Why Is SIDS More Common In Boys? Researchers Don't Have All The Answers
It's a syndrome that remains unexplained, even after an autopsy and medical investigation. The simple lack of answers when it comes to Sudden Infant Death Syndrome (SIDS) is what can make it so terrifying to think about. And it can be especially terrifying if you have a boy, as research points to SIDS being more common in boys than it is in girls. But why is SIDS more common in boys?
According to Parenting, SIDS is the leading cause of death in infants between the ages of one month and one year. And, as Kids Health noted, SIDS claims the lives of about 2,500 infants every year in the United States alone. These numbers are staggering and the explanations of the syndrome are slim, which is why researchers continue to look for answers as to why SIDS occurs, and how it can be prevented.

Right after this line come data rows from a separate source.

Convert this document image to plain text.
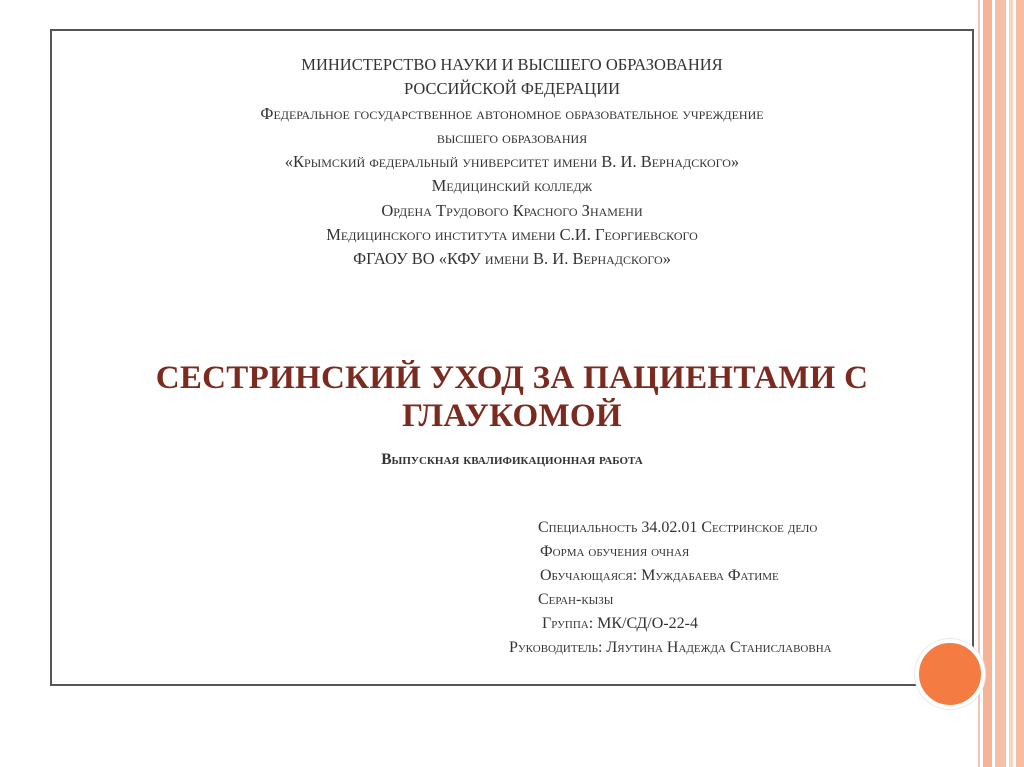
МИНИСТЕРСТВО НАУКИ И ВЫСШЕГО ОБРАЗОВАНИЯ
РОССИЙСКОЙ ФЕДЕРАЦИИ
Федеральное государственное автономное образовательное учреждение
высшего образования
«Крымский федеральный университет имени В. И. Вернадского»
Медицинский колледж
Ордена Трудового Красного Знамени
Медицинского института имени С.И. Георгиевского
ФГАОУ ВО «КФУ имени В. И. Вернадского»
СЕСТРИНСКИЙ УХОД ЗА ПАЦИЕНТАМИ С
ГЛАУКОМОЙ
Выпускная квалификационная работа
Специальность 34.02.01 Сестринское дело
Форма обучения очная
Обучающаяся: Муждабаева Фатиме
Серан-кызы
Группа: МК/СД/О-22-4
Руководитель: Ляутина Надежда Станиславовна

In an attempt to test the ability of each gender's ability to arouse from sleep, researchers studied the sleeping habits of 50 healthy term infants at two to four weeks of age, and again two to three months after birth, which happens to be the age of peak SIDS incidence, according to the study. The researches behind the study noted that they, "expected the male infants to be more difficult to arouse from sleep and to have fewer full arousals than the female infants." Instead, they found the opposite to be true noting that even though male infants were easier to arouse from sleep than their female counterparts, there were no gender differences in the ability to arouse infants during sleep that could increase the vulnerability of male infants to SIDS.

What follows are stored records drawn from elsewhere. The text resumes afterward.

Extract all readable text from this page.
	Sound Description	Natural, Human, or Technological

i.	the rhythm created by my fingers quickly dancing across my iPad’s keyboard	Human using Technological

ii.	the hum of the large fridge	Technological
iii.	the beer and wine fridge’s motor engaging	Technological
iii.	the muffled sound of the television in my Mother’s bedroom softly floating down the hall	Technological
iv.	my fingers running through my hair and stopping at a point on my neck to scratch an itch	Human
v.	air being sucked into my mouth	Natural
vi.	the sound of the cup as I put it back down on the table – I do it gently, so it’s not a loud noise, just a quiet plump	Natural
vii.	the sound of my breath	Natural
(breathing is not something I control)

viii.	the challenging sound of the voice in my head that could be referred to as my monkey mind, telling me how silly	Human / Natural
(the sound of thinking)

In another study done in search of what sets male and female infants apart when it comes to health risks, researchers from University of Pennsylvania and University of Southern California found that boys are 60 percent more likely to be premature and to suffer from conditions arising from being born premature, such as respiratory distress syndrome. Though it remains unclear why the gap in gender mortality is so staggering, according to the Mayo Clinic, respiratory distress is one of the causes of SIDS, and could factor in to why boys are more susceptible to SIDS than girls.
Although the underlying cause of SIDS is unknown, according to the Mayo Clinic, there are physical factors that are often associated with SIDS. Brain abnormalities and low birth weight could both play a part in your infant's susceptibility to SIDS. The Clinic goes on to state that though there are no real answers as to why SIDS occurs, there are still things that parents can do in order to help prevent SIDS. From placing infants to sleep on their backs, to keeping their cribs clear of any excess material that could make it difficult for them to breathe (i.e. soft blankets, too many stuffed animals, etc), creating a safe environment for your baby to sleep in could help prevent SIDS. Though it's still unclear as to why boys are more susceptible to SIDS than girls, it's important to take care and prevent the possibility for SIDS in any way you can, regardless of gender.